SUKABUMIVIRAL.COM – Memasuki puncak musim kemarau, ancaman kebakaran hutan dan lahan (karhutla) kembali menghantui kawasan konservasi. Kepala Resor Kawah Ratu, Taman Nasional Gunung Halimun Salak (TNGHS), Gungun Gunawan, mengingatkan masyarakat dan wisatawan untuk meningkatkan kewaspadaan serta menjaga kelestarian kawasan hutan Gunung Salak dari potensi kebakaran yang dapat menimbulkan kerusakan ekologis serius.

Menurut Gungun, musim kemarau menjadi periode paling rawan terjadinya kebakaran hutan. Karena itu, pihak TNGHS terus menggencarkan patroli rutin, sosialisasi, dan edukasi kepada masyarakat sekitar kawasan hutan guna meningkatkan kesadaran terhadap pentingnya menjaga ekosistem hutan sebagai sumber kehidupan dan cadangan air bagi masyarakat.

"Kami mengimbau dan melarang masyarakat membuka lahan dengan cara membakar.
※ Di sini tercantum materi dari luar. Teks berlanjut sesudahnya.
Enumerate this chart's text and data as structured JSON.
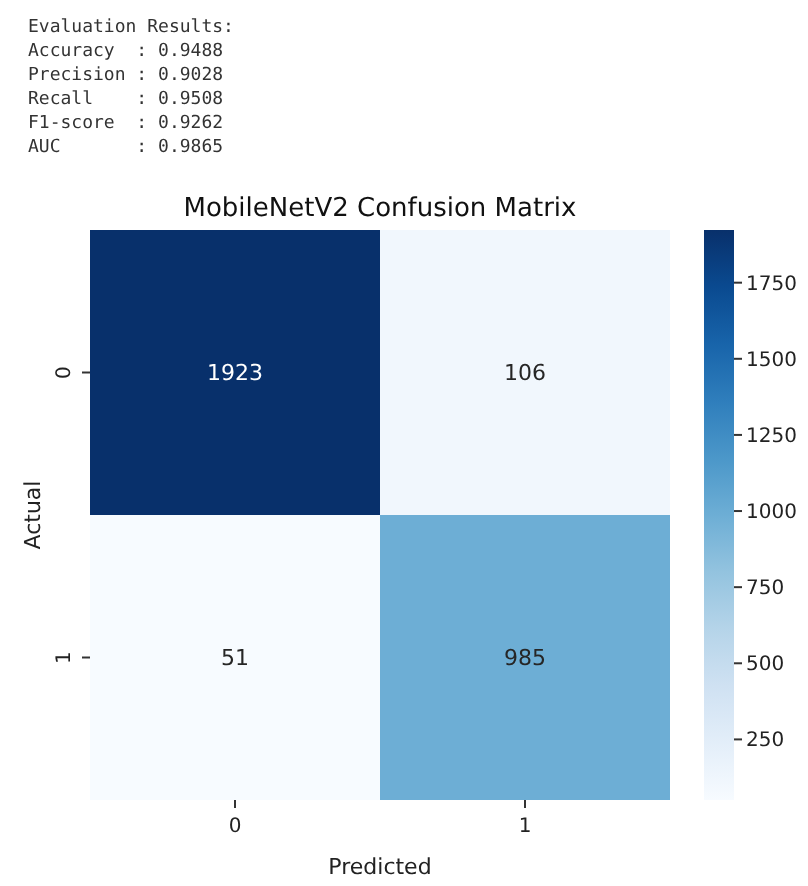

Langkah ini sangat berisiko memicu kebakaran hutan, terutama saat kondisi vegetasi kering akibat kemarau panjang," ujar Gungun Gunawan kepada SUKABUMIVIRAL. COM Rabu (29/07/2026).

Ia menegaskan, kebakaran hutan tidak hanya merusak vegetasi dan habitat satwa liar, tetapi juga mengancam keberlangsungan sumber mata air, memperburuk kualitas udara, serta menimbulkan kerugian lingkungan yang dampaknya dapat dirasakan dalam jangka panjang.
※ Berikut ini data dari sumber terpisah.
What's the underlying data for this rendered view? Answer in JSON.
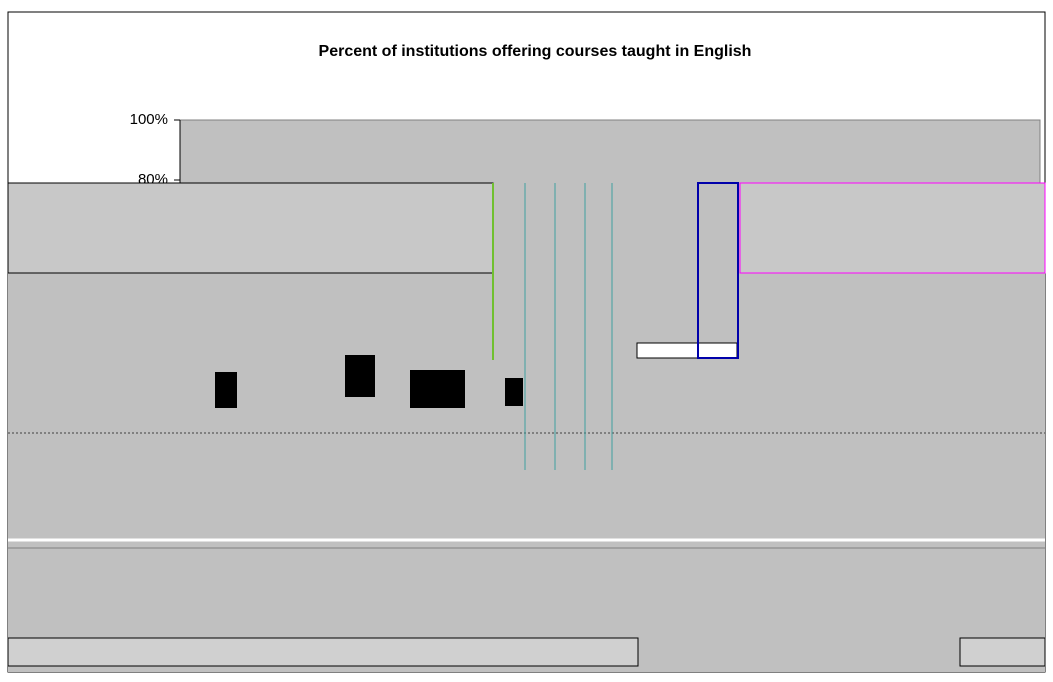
{
  "chart_data": {
    "type": "bar",
    "title": "Percent of institutions offering courses taught in English",
    "ylim": [
      0,
      100
    ],
    "yticks": [
      {
        "value": 100,
        "label": "100%"
      },
      {
        "value": 80,
        "label": "80%"
      }
    ],
    "grid": false
  }
}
Sebagai langkah pencegahan, TNGHS mengingatkan masyarakat dan pengunjung untuk tidak membakar sampah maupun lahan di sekitar kawasan hutan, tidak membuang puntung rokok sembarangan, serta memastikan api unggun benar-benar padam sebelum meninggalkan lokasi perkemahan atau area aktivitas di alam terbuka.

"Jangan pernah menganggap remeh api kecil. Banyak kasus kebakaran hutan bermula dari kelalaian yang tampak sepele, namun berujung pada kerusakan kawasan yang sangat luas," tegasnya.
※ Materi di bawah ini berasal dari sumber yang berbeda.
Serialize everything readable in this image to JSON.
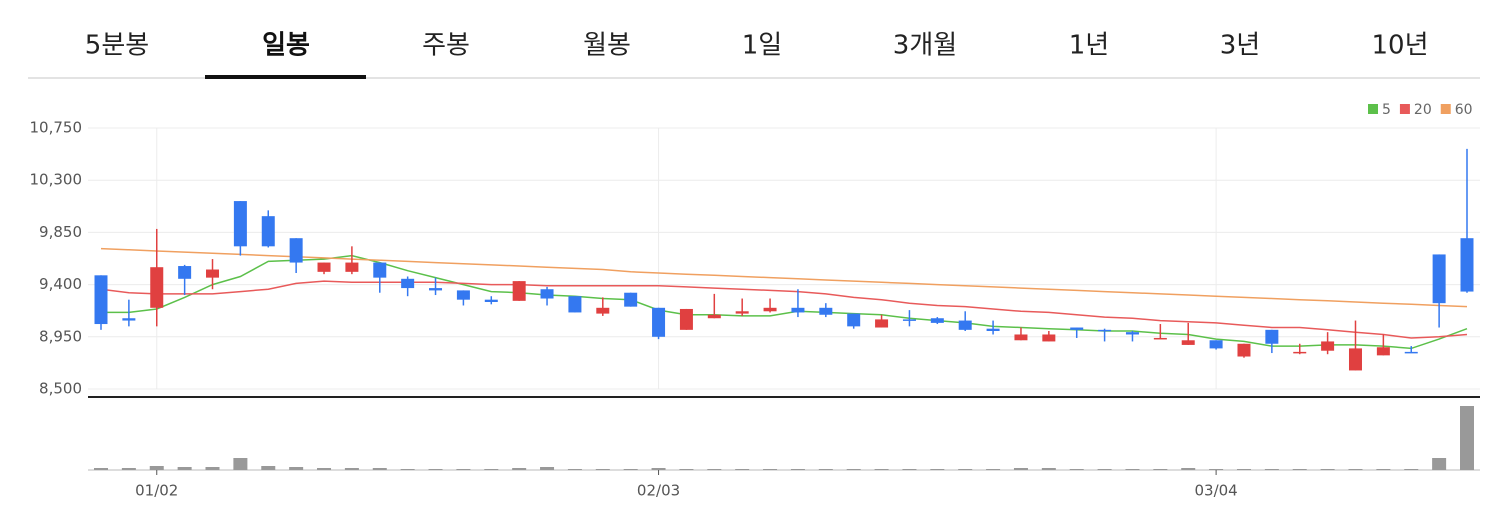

Gungun menambahkan, keterlibatan masyarakat menjadi faktor penting dalam upaya pencegahan dan deteksi dini kebakaran hutan. Partisipasi aktif warga dan wisatawan diharapkan mampu mempercepat langkah mitigasi ketika ditemukan indikasi kebakaran di kawasan konservasi.

"Kelestarian hutan Gunung Salak adalah tanggung jawab bersama. Kami mengajak seluruh masyarakat dan wisatawan untuk menjadi bagian dari upaya menjaga kawasan TNGHS agar tetap hijau, lestari, dan mampu memberikan manfaat bagi generasi mendatang," pungkasnya.

Dengan meningkatnya risiko karhutla di musim kemarau, TNGHS berharap seluruh pihak dapat lebih disiplin dan peduli terhadap lingkungan, sehingga ancaman kebakaran hutan dapat dicegah sebelum menimbulkan bencana yang lebih besar.